Developing a Canon and Schema for Art for the Churches of the Roman Rite, Part 5

This is the fifth in a series of six, to see the complete article go here

Catechesis

There is something else that I would ask from artists and patrons. Don’t make the symbolism of your art obscure. Liturgical art is supposed to clarify, not mystify. If someone ever wrote an article on the hidden meaning of my art (while being flattered that it should merit such interest) I would also be dismayed. I don’t want meanings to be hidden. I want them to be apparent. So artists, I say to you give as much information as you can on the painting to instruct people as to why it is there. This goes against the grain for many artsy creative types. In my experience they don’t like giving explanations on the meaning of their works, preferring to keep it hidden behind a shroud of mystery and ambiguity in order to maintain an aura of intellectual aloofness. I say in this context, we want clarity and transparency. If necessary, add script to the image in the spoken language of those who will see it; and supply an explanation to the patron. For example, write scripture quotes, or at least, references and titles not just of the image as a whole, but also of its constituent parts. Take just one small example – this wonderful painting of the Baptism of Christ which is appropriate for a baptistry:

There could be perhaps, for the modern Roman Catholic congregation even more script I suggest. The axe and the tree are there to reflect the words of John the Baptist “And now also the ax is laid to the root of the trees: therefore every tree which brings not forth good fruit is hewn down, and cast into the fire.” (Matt 3:10). Perhaps the biblical reference, at least, could be placed next to the symbol. Also the personifications of the River Jordan and the Red Sea are there to connect this moment to the parting of the Red Sea and the parting of Jordan when Joshua (an alternative translation of the name Jesus) entered the Promised Land. These events are the bookends of the flight from Egypt and so are connected to each other and to this event, which is the fulfillment of that journey. The names Red Sea and River Jordan could be written next to them; as well, perhaps as a reference to Psalm 113:1-7:

1 When Israel came out of Egypt, and the sons of Jacob heard no more a strange language,

2 the Lord took Juda for his sanctuary, Israel for his own dominion.

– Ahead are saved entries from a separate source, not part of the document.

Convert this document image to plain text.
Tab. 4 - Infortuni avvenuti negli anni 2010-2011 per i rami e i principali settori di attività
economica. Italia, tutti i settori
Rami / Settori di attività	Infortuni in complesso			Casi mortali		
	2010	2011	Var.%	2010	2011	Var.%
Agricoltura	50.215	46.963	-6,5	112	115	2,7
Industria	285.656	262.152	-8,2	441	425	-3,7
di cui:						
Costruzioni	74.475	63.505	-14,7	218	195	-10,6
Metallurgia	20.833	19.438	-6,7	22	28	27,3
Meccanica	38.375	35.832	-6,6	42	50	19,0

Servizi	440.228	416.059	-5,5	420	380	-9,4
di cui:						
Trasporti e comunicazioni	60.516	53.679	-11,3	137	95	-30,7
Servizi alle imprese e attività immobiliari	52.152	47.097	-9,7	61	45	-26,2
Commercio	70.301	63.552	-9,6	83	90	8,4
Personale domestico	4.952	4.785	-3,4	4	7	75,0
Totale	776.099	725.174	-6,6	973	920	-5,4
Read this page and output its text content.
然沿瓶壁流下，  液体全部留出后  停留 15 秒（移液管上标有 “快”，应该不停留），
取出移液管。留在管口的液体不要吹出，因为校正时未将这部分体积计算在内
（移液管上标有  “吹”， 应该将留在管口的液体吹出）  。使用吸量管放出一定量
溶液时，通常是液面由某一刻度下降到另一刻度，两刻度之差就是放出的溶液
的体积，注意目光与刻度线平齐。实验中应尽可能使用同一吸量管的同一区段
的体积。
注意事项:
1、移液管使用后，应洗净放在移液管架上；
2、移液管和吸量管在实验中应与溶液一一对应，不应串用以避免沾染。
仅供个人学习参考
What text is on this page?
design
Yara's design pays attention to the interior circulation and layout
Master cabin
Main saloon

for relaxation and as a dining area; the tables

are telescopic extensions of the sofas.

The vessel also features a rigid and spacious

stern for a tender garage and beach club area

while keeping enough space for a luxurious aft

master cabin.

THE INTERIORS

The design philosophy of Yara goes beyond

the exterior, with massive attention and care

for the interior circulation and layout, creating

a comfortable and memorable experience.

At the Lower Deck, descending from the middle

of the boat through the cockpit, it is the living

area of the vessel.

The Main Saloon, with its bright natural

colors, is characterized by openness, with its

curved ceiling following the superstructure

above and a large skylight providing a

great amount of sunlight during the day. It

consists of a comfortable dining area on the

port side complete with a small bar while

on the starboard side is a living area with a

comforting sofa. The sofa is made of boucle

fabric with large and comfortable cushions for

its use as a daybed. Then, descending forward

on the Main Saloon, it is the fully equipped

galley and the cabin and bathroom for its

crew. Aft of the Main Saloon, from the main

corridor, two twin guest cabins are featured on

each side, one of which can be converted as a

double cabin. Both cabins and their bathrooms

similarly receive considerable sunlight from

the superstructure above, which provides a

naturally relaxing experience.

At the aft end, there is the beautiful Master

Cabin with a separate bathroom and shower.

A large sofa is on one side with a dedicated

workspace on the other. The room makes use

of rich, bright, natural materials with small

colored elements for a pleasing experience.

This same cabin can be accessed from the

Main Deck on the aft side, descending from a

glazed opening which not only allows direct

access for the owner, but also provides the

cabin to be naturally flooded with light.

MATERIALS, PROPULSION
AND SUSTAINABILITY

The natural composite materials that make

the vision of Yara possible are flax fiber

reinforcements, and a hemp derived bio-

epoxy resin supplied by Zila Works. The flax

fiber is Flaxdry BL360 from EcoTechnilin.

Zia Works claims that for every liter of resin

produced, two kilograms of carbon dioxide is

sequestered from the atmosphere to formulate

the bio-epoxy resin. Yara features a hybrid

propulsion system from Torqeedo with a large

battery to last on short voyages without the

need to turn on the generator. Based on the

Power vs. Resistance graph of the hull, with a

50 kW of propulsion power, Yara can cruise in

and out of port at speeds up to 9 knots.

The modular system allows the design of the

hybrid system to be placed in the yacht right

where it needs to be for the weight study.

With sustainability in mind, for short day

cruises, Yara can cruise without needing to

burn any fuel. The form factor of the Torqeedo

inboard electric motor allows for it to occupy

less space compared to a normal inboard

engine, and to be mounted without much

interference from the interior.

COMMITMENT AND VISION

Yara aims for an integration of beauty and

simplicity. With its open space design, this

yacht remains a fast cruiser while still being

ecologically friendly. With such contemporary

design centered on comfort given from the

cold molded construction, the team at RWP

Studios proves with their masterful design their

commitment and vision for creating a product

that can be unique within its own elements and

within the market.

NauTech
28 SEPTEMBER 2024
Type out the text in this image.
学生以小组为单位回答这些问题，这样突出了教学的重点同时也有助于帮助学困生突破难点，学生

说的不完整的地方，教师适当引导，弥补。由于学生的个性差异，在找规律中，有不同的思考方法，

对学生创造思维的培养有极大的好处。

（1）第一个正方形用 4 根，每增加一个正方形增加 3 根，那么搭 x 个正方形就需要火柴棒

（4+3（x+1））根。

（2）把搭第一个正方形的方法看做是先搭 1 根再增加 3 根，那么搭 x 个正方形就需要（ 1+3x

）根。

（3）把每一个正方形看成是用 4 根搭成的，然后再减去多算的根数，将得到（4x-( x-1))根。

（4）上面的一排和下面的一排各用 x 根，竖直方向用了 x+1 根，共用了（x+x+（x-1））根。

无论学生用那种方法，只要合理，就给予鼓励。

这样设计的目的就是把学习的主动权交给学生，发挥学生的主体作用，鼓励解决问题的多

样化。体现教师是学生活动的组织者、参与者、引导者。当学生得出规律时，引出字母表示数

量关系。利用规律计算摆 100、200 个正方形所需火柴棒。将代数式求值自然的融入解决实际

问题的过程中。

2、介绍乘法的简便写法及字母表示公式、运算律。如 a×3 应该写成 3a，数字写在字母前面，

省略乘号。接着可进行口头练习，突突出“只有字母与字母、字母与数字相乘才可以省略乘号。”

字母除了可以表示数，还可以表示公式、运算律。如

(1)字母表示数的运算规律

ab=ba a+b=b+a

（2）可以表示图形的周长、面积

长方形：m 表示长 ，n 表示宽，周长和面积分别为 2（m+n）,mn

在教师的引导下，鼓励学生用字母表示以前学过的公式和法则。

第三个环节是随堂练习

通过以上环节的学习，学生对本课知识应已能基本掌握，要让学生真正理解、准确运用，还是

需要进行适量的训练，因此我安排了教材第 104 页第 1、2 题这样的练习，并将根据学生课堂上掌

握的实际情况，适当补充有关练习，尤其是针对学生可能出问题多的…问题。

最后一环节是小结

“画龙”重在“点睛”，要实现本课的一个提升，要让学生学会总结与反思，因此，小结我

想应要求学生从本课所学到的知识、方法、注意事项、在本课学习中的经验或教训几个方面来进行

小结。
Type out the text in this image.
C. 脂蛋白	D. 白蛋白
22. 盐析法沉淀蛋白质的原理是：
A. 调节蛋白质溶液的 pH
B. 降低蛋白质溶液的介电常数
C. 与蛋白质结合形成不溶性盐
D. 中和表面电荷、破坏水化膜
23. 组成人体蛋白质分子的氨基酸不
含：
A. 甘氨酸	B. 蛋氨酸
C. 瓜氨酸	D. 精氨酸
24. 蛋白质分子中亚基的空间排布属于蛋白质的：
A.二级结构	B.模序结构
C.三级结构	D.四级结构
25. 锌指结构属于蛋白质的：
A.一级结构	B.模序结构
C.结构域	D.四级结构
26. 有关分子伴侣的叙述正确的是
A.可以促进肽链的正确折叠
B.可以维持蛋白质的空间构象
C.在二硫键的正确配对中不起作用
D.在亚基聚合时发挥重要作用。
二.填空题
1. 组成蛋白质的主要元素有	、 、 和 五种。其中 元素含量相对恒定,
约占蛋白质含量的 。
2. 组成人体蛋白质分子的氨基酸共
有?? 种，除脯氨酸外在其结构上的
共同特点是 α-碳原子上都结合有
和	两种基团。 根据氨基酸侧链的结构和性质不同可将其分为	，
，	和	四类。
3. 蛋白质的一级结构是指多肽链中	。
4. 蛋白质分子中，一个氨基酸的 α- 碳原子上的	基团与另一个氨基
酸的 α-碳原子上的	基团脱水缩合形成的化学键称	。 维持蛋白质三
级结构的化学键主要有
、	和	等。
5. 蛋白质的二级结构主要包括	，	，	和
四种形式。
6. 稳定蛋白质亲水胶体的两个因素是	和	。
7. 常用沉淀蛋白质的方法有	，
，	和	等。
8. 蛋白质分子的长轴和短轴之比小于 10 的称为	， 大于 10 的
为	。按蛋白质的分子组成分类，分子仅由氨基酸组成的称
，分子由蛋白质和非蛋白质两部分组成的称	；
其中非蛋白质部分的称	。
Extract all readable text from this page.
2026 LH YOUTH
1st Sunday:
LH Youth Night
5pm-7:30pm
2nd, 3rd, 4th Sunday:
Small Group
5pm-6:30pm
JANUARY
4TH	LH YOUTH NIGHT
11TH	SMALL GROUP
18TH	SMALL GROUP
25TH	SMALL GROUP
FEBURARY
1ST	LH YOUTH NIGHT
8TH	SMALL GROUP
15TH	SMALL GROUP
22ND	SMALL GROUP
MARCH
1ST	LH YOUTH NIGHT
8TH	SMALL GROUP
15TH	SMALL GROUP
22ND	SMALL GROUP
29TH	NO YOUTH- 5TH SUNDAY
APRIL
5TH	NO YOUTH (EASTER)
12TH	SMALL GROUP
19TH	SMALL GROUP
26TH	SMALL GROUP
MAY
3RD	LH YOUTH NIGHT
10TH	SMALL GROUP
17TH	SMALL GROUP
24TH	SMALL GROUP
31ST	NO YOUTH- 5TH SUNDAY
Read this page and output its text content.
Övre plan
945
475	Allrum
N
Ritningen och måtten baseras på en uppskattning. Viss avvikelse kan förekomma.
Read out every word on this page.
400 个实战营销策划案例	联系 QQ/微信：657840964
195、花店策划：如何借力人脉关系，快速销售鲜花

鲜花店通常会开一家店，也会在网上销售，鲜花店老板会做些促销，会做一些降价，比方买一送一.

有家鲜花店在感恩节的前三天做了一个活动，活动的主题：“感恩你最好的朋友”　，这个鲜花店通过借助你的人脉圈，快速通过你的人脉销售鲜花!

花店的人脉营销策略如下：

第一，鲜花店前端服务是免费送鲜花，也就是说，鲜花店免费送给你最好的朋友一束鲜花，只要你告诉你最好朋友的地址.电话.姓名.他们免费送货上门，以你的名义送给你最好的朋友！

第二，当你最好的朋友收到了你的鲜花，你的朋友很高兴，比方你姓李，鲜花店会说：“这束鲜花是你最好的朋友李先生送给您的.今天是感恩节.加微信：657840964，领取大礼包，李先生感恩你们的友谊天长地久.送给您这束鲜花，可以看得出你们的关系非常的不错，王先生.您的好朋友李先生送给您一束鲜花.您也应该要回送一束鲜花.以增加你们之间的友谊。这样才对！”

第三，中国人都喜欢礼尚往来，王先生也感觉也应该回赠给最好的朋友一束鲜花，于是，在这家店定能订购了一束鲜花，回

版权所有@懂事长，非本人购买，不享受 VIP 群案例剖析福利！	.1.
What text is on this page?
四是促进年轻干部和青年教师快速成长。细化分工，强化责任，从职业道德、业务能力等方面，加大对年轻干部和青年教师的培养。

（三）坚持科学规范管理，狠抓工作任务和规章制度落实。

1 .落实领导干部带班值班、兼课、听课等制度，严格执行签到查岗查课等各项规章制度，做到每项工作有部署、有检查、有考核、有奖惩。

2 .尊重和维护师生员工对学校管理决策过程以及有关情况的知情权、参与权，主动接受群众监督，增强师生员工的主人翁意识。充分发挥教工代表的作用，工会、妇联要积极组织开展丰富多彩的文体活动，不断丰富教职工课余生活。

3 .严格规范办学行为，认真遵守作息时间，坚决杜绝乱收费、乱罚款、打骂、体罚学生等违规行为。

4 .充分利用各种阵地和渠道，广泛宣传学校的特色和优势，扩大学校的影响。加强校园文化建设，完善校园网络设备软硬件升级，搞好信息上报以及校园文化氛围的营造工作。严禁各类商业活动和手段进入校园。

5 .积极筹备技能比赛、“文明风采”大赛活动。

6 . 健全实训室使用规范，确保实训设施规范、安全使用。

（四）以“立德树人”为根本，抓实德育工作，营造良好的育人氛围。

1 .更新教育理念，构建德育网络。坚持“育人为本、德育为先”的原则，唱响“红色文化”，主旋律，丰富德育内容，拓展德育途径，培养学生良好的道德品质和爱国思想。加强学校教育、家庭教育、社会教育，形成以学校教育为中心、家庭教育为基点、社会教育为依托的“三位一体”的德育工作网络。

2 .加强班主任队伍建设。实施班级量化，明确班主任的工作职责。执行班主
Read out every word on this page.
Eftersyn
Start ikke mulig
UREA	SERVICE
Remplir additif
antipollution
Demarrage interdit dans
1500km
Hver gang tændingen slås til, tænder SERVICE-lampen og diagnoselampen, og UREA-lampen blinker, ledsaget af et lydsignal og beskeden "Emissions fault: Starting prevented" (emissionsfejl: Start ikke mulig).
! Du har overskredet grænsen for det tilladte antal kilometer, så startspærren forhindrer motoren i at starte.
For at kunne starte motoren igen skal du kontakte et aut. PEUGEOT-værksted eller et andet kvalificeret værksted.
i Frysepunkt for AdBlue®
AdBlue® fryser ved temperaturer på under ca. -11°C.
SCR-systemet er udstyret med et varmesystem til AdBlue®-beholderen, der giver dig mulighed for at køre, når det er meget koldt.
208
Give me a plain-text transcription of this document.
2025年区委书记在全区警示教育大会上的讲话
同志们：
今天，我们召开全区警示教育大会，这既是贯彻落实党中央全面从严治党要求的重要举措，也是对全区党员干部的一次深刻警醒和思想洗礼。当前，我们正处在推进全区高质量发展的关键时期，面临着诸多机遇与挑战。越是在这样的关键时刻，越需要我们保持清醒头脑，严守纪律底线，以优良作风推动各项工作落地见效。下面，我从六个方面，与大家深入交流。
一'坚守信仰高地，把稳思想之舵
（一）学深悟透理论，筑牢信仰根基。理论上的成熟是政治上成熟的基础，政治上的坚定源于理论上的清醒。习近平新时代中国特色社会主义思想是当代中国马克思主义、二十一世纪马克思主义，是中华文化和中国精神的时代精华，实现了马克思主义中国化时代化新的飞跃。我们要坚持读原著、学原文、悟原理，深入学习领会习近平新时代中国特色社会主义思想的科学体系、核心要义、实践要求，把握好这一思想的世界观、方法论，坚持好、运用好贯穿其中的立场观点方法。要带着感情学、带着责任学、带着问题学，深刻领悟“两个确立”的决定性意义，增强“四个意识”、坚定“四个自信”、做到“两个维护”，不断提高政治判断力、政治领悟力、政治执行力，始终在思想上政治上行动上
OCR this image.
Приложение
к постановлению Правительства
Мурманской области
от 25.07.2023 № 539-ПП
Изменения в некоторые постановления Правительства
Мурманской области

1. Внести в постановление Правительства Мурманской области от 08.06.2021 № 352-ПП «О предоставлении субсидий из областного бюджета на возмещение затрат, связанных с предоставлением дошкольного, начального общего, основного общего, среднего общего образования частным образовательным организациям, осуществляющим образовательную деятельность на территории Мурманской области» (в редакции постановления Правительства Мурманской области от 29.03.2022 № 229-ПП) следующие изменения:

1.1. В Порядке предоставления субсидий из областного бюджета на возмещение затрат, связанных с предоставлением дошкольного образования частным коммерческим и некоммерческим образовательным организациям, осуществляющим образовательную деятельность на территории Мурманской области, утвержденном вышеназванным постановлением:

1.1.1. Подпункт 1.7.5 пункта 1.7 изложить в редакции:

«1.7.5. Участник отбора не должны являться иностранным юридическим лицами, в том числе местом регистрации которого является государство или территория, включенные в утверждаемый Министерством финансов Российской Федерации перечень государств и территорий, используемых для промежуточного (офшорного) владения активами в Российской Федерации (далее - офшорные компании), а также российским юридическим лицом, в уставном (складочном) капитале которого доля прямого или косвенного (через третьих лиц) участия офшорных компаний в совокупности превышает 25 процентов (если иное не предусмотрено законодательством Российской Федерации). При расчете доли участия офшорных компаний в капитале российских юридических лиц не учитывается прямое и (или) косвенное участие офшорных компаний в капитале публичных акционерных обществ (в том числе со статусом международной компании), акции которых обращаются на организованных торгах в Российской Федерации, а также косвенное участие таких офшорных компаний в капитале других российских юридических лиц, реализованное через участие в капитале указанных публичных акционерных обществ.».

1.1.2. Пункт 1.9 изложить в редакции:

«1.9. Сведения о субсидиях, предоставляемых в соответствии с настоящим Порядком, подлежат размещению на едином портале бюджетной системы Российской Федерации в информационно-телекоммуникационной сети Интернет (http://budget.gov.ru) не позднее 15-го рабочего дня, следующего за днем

3 The seas fled at the sight they witnessed, backward flowed the stream of Jordan;

4 up leapt, like rams, the startled mountains, up leapt the hills, like yearling sheep.

5 What ailed you, seas, that you fled in terror, Jordan’s stream, what drove thee back?

6 Why did you leap up like rams, you mountains, leap up, you hills, like yearling sheep?

7 Let earth thrill at its Master’s presence; it is he that comes, the God of Jacob,

8 who turned the rock into pools of water, the flint-stone into a springing well.

Then people are more likely to understand that the earth thrills because by his Baptism, Christ has sacramentalized, so to speak, the spring waters that eminate from the rock, which is the Church, and by which our baptism will purify as we die spiritually with Christ, to be spiritually resurrected, in Christ, in Confirmation.

If you look at details of the Ghent altarpiece, above, for example, you will find many painted excerpts from scripture. I suggest that today’s Catholic needs more help than his 15th century counterpart…I know I do! So today we should see more writing on our pictures, not less.

As a result potentially, every member of a parish church would become a catechist and an evangelist who could give the neophyte or  visitor a tour of the church through which, by referring to and explaining the images, he would be explaining the essential elements of the Faith.